Eurobond sì o Eurobond no?
Eurobond sì. E a parlare non è uno qualsiasi, ma Jacques Delors, uno che
l’Europa l’ha fatta (è considerato tra i padri nobili dell’Ue), l’ha guidata
(dal 1985 al 1995 è stato Presidente della Commissione europea) e l’ha vissuta
da dentro (celebre il suo impegno per il completamento del mercato interno, per
la coesione regionale e per l’unione monetaria). E, strano ma vero per i tempi
che corrono, la ama. Sempre oggettivo, mai ipocrita, non ha mancato di
sottolinearne, in passato, le stranezze: celebre la frase con cui definisce
l’Ue “un oggetto politico non identificato”, parafrasando l’acronimo attribuito agli Ufo. E oggi, preoccupato per i destini della “casa comune”
che ha contribuito a costruire, non si tira in dietro. Interpellato (molte le
interviste negli ultimi tempi, al Corriere della Sera, a El Pais e al The Guardian, solo per citarne alcune), non si limita ad interpretare la cronaca e
la politica di Bruxelles, ma fa proposte concrete. Tra queste, quella dei tanto
dibattuti Eurobond, attorno cui si gioca non solo il sì o il no tedesco, ma
anche il futuro dell’Unione (monetaria ed europea).

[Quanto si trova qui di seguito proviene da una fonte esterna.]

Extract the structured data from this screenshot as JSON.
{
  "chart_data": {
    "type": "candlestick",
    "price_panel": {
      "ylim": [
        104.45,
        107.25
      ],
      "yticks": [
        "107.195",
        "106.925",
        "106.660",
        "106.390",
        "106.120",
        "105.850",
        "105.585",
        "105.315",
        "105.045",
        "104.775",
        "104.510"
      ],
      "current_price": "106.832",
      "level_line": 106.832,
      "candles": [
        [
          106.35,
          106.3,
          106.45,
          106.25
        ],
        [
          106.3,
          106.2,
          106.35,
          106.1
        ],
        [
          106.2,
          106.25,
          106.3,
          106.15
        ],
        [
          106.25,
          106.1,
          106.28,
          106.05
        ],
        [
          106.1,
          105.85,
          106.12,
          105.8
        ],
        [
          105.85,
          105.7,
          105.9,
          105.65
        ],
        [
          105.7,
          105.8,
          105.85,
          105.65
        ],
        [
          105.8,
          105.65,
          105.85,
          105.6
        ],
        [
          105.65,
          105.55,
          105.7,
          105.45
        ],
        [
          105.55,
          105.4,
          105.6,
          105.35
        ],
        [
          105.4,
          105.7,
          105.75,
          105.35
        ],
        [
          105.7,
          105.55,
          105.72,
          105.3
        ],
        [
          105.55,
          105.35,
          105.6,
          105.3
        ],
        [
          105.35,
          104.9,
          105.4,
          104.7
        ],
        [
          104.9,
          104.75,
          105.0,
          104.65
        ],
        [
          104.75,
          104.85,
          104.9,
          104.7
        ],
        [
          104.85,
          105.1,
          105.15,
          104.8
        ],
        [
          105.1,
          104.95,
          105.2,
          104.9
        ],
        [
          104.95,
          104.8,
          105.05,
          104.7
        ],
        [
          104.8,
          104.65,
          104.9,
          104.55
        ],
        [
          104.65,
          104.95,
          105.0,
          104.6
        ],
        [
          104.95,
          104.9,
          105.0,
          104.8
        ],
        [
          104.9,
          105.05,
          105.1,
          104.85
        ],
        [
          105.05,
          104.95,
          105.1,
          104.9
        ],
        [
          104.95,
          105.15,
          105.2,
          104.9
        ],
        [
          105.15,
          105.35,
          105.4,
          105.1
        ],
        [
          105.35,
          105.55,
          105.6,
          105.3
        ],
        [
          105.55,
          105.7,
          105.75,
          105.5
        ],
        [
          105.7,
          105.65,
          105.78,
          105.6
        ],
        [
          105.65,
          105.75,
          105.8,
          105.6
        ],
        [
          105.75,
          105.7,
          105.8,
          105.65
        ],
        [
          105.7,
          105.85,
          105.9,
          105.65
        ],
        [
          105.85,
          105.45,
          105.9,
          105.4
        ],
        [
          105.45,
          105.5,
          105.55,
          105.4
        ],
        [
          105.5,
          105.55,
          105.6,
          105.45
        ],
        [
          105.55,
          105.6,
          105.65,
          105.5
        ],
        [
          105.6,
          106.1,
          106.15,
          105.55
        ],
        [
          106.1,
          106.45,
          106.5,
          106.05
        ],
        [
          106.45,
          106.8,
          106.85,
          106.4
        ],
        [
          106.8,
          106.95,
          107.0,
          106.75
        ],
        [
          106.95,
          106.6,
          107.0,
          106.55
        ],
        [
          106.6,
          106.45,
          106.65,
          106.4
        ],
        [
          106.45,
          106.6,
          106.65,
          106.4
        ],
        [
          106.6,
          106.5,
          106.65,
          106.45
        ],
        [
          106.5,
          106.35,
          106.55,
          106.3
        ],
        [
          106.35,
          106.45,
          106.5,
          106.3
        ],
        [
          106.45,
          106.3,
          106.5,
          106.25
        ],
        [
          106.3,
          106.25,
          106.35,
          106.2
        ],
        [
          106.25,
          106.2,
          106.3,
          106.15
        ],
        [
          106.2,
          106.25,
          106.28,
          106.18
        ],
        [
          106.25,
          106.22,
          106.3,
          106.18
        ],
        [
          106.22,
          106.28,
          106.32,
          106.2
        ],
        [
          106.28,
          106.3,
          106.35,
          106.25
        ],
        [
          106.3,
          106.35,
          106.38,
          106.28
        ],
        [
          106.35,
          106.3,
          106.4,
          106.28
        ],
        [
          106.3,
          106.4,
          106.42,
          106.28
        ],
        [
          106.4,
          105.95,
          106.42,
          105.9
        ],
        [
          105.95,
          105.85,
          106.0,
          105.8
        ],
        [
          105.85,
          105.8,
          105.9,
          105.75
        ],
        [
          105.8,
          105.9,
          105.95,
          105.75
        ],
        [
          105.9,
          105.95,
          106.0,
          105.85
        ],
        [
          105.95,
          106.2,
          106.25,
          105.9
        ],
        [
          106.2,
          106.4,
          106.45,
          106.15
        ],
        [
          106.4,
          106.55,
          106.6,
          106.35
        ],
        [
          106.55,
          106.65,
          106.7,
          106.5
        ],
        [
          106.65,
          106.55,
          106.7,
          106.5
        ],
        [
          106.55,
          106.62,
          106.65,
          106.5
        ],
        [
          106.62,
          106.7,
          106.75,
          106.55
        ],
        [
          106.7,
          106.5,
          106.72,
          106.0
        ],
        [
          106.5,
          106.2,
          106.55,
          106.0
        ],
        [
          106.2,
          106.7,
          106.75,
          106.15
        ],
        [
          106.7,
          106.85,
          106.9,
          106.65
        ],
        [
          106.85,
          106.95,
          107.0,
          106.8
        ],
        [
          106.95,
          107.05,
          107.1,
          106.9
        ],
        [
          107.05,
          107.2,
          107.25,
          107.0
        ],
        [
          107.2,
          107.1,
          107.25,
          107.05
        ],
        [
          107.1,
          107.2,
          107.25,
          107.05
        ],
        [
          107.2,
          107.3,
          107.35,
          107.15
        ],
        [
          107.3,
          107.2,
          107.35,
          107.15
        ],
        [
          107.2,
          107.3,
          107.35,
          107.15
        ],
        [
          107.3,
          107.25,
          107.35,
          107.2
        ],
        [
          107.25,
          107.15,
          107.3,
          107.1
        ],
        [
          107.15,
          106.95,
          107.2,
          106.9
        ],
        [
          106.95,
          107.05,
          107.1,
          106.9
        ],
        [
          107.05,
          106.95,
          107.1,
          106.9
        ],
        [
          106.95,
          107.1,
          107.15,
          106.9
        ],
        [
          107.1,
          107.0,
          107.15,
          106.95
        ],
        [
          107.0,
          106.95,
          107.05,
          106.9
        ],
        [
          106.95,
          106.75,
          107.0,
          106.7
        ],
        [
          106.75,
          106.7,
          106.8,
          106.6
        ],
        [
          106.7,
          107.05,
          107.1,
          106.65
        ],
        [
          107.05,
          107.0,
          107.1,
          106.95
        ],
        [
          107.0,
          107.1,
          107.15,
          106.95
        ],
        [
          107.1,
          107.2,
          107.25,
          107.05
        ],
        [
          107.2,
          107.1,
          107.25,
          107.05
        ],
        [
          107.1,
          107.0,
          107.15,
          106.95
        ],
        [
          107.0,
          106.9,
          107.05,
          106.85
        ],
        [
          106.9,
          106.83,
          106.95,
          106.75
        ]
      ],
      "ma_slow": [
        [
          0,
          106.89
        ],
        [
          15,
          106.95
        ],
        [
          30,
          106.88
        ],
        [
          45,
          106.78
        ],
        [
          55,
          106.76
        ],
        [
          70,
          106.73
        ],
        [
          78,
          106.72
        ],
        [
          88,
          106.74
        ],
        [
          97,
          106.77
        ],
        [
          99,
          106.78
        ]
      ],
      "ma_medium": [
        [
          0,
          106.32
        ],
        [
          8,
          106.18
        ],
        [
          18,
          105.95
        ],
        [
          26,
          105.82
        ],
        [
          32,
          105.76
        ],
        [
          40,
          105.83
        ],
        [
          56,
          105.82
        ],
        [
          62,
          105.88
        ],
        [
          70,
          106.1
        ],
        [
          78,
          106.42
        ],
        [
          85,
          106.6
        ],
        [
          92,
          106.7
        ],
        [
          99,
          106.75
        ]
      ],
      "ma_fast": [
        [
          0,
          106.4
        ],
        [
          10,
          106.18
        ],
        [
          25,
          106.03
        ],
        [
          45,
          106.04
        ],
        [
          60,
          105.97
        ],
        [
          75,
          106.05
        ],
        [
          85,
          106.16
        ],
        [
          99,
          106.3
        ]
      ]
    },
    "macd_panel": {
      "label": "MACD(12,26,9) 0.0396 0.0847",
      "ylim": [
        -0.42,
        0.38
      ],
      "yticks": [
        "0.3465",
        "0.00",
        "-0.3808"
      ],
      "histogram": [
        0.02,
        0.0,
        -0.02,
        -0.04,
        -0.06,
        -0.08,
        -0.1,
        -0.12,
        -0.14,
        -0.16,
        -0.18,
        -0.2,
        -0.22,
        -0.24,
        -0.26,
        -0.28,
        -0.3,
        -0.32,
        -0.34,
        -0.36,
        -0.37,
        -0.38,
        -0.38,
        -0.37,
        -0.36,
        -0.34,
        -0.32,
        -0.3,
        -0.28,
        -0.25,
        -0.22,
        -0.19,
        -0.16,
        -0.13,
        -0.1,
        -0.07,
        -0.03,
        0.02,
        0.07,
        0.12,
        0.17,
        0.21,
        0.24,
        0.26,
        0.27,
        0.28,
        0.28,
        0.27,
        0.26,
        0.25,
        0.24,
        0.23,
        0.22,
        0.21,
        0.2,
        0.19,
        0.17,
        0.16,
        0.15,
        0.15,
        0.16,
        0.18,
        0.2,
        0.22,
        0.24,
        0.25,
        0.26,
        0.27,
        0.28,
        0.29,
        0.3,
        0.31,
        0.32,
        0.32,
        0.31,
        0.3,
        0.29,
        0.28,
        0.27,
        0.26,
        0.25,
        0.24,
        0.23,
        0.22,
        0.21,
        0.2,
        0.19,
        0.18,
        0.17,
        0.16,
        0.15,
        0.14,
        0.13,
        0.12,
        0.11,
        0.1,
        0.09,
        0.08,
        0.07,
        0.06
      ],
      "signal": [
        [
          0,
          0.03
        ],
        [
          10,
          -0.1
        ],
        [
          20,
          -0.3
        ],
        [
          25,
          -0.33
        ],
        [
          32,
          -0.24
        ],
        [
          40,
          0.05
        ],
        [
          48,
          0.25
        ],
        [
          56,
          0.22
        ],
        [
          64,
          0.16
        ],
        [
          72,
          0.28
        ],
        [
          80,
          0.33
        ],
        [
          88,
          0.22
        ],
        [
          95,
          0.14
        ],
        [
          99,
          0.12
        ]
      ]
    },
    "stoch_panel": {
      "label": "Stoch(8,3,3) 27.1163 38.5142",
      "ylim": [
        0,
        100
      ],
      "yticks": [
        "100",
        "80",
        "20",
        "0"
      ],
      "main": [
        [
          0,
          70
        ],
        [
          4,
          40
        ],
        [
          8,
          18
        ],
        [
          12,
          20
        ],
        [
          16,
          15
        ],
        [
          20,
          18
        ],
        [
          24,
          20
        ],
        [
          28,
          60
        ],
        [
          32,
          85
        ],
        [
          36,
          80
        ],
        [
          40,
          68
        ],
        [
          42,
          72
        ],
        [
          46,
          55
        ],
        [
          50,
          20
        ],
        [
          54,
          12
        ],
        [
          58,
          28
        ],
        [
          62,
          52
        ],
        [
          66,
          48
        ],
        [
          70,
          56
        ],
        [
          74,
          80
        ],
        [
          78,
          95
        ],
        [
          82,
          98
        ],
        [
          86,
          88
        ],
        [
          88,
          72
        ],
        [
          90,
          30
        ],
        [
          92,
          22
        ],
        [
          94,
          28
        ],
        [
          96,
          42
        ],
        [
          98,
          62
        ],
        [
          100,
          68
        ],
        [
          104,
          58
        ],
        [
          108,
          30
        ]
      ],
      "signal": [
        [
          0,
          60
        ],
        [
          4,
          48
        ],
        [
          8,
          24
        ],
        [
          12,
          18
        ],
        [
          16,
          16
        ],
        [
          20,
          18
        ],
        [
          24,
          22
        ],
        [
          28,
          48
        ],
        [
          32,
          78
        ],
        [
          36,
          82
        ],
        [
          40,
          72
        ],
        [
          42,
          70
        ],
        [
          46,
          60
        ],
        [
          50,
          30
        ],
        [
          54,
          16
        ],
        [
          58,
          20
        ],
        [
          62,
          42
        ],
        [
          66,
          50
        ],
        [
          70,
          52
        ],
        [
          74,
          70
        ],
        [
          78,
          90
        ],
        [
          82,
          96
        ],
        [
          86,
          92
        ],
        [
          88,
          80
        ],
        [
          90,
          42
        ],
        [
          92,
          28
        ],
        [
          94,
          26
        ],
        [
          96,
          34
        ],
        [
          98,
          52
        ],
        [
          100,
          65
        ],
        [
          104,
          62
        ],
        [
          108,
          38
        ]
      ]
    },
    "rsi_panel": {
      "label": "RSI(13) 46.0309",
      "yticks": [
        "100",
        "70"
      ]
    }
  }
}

Ma andiamo con ordine. Primo: cosa sono
questi famigerati Eurobond? Sono titoli di debito pubblico, emessi –
diversamente da BTP italiani o Bund tedeschi – a livello europeo. Secondo: a
cosa sono destinati? Nella sua proposta originaria, Delors li aveva immaginati
come modo per finanziare gli investimenti pubblici e, quindi, la crescita.
«Avevo proposto le euro-obbligazioni nel 1993, per finanziare i grandi progetti
infrastrutturali», spiega al Corriere. Ma oggi, gli Eurobond (astutamente
ribattezzati stability bond)
servirebbero anche (e soprattutto) a garantire la stabilità dell’Eurozona, mutualizzando, anche se in parte, i debiti europei. Questo significherebbe creare un meccanismo per sostenere i Paesi in difficoltà e per garantire a tutti i Governi la possibilità di finanziarsi sul mercato attraverso emissioni obbligazionarie
comuni. I risultati? Meno speculazione e riduzione degli spread.
Come convincere i tedeschi? Non è
semplice, anche perché per loro l’operazione avrebbe degli svantaggi
(soprattutto in termini di maggiore costo di finanziamento del proprio debito e
un rischio superiore a quello dei Bund tedeschi). Inoltre, per Angela Merkel è
più che mai difficile far accettare all’opinione pubblica una misura di
“socializzazione del debito”. Ma, a confronto, sono molto maggiori i costi
derivanti dalla lentezza e dall’inazione delle istituzioni europee – spiega
l’ex presidente della Commissione – e gli Eurobond produrrebbero effetti di
scala con un ritorno positivo per tutta Europa.
Insomma, secondo Delors, per l’Eurozona
sarebbe opportuno arrivare quanto prima ai titoli obbligazionari comuni, in una
doppia veste: quelli “pro debito”, emessi dal Meccanismo di Stabilità (ESM) e
quelli pro investimenti, emessi invece dalla Banca centrale europea. Nel primo
caso, con un effetto stabilizzante nel breve periodo, nel secondo, per
cementare crescita e coesione a lungo termine, spiega al The Guardian in un
articolo intitolato, non a caso, “Europe must use bonds to fight the debt
crisis on two fronts”.
Se questo non accadrà, l’Europa
rischierà di essere un oggetto non solo non identificato ma, ahinoi, inesistente.